指輪を返すのに、他の生徒に見られると色々と面倒になる。
生徒の少ない朝の方がいいと考えたのだ。
生徒用玄関で田宮と待ち合わせした。
「おはようござい…ます。」
白い息を吐きながら彼女が登校して来た。
「おはよう。
ちゃんと持って来たか?」
「はい。
持って来ました。」
彼女は鞄から赤い小箱を取り出した。
「さっき、金井先生の車が入ってきたから。
今から行くぞ。」
「はい。
よろしくお願いします。」
お…素直…。
僕は田宮を連れてカウンセラールームに向かった。
ドアの前で深呼吸してからノックした。
コンコン。
「どうぞ。
おや、武本先生おはようございます。

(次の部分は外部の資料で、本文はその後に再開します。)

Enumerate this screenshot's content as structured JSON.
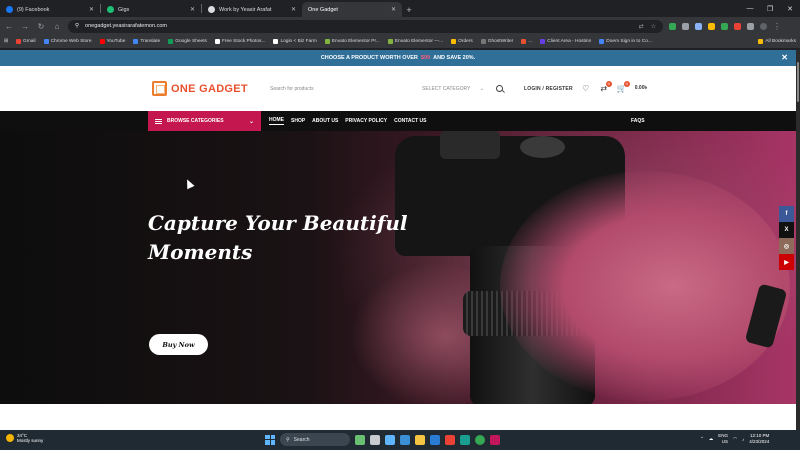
{
  "browser": {
    "tabs": [
      {
        "label": "(9) Facebook",
        "color": "#1877f2",
        "active": false
      },
      {
        "label": "Gigs",
        "color": "#1dbf73",
        "active": false
      },
      {
        "label": "Work by Yeasir Arafat",
        "color": "#dadce0",
        "active": false
      },
      {
        "label": "One Gadget",
        "color": "#e8512f",
        "active": true
      }
    ],
    "new_tab": "+",
    "url": "onegadget.yeasirarafatemon.com",
    "bookmarks": [
      "Gmail",
      "Chrome Web Store",
      "YouTube",
      "Translate",
      "Google Sheets",
      "Free Stock Photos...",
      "Login < Biz Farm",
      "Envato Elementor Pr...",
      "Envato Elementor —...",
      "Orders",
      "GhostWriter",
      "...",
      "Client Area - Hostinn",
      "Doem Sign in to Co..."
    ],
    "all_bookmarks": "All Bookmarks"
  },
  "site": {
    "promo": {
      "before": "CHOOSE A PRODUCT WORTH OVER",
      "highlight": "$99",
      "after": "AND SAVE 20%."
    },
    "logo": "ONE GADGET",
    "search": {
      "placeholder": "Search for products",
      "category": "SELECT CATEGORY"
    },
    "login": "LOGIN / REGISTER",
    "compare_count": "0",
    "cart_count": "0",
    "cart_total": "0.00৳",
    "browse": "BROWSE CATEGORIES",
    "menu": [
      "HOME",
      "SHOP",
      "ABOUT US",
      "PRIVACY POLICY",
      "CONTACT US"
    ],
    "faqs": "FAQS",
    "hero": {
      "title_line1": "Capture Your Beautiful",
      "title_line2": "Moments",
      "button": "Buy Now"
    },
    "social": [
      {
        "name": "facebook",
        "glyph": "f",
        "color": "#3b5998"
      },
      {
        "name": "x",
        "glyph": "X",
        "color": "#111111"
      },
      {
        "name": "instagram",
        "glyph": "◎",
        "color": "#8e6a5a"
      },
      {
        "name": "youtube",
        "glyph": "▶",
        "color": "#cc0000"
      }
    ]
  },
  "taskbar": {
    "weather_temp": "34°C",
    "weather_desc": "Mostly sunny",
    "search": "Search",
    "lang": "ENG",
    "region": "US",
    "time": "12:10 PM",
    "date": "4/23/2024"
  }
}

」
「おはようございます。」
「おはようございます。金井先生。」
田宮が僕の後ろで挨拶した。
「これは真朝君。
どうしてお2人で?」
そりゃ、不自然だろうなと思いつつ話しを切り出した。
「実はその…田宮が金井先生に婚約指輪をもらったそうで…。」
「もう聞いたんだ。
早いね。」
金井先生は照れることなく言った。
「ですが…その。
彼女は婚約指輪の意味をわからず受け取ってしまったらしくて。」
「すいません。
私…結婚は出来ないんです。
これはお返しします。」
彼女は赤い小箱を金井先生に差し出した。
「それで…武本先生が一緒にですか?」
「あ…僕にも少し、受け取ってしまった責任の一端がありまして…。
すいません。
ちゃんと…教えてなかったんです。」
「私あの…誰とも結婚出来ないんです。
その…理由があって…ごめんなさい。」
彼女は深々と頭を下げた。
誰とも結婚出来ない理由…僕には心当たりがあった…タイムリミットか…?
「いえ。
実は断られるのは想定内なんです。
ただ…指輪は持っていて欲しいんです。」
「どういうことですか?」
僕にはわからなかった。
だけど金井先生の挑戦的な視線が僕を突き刺していたのは感じ取れた。
「本来なら、婚約指輪とは他の人に結婚前提の恋人がいるから手を出さないようにということですが…。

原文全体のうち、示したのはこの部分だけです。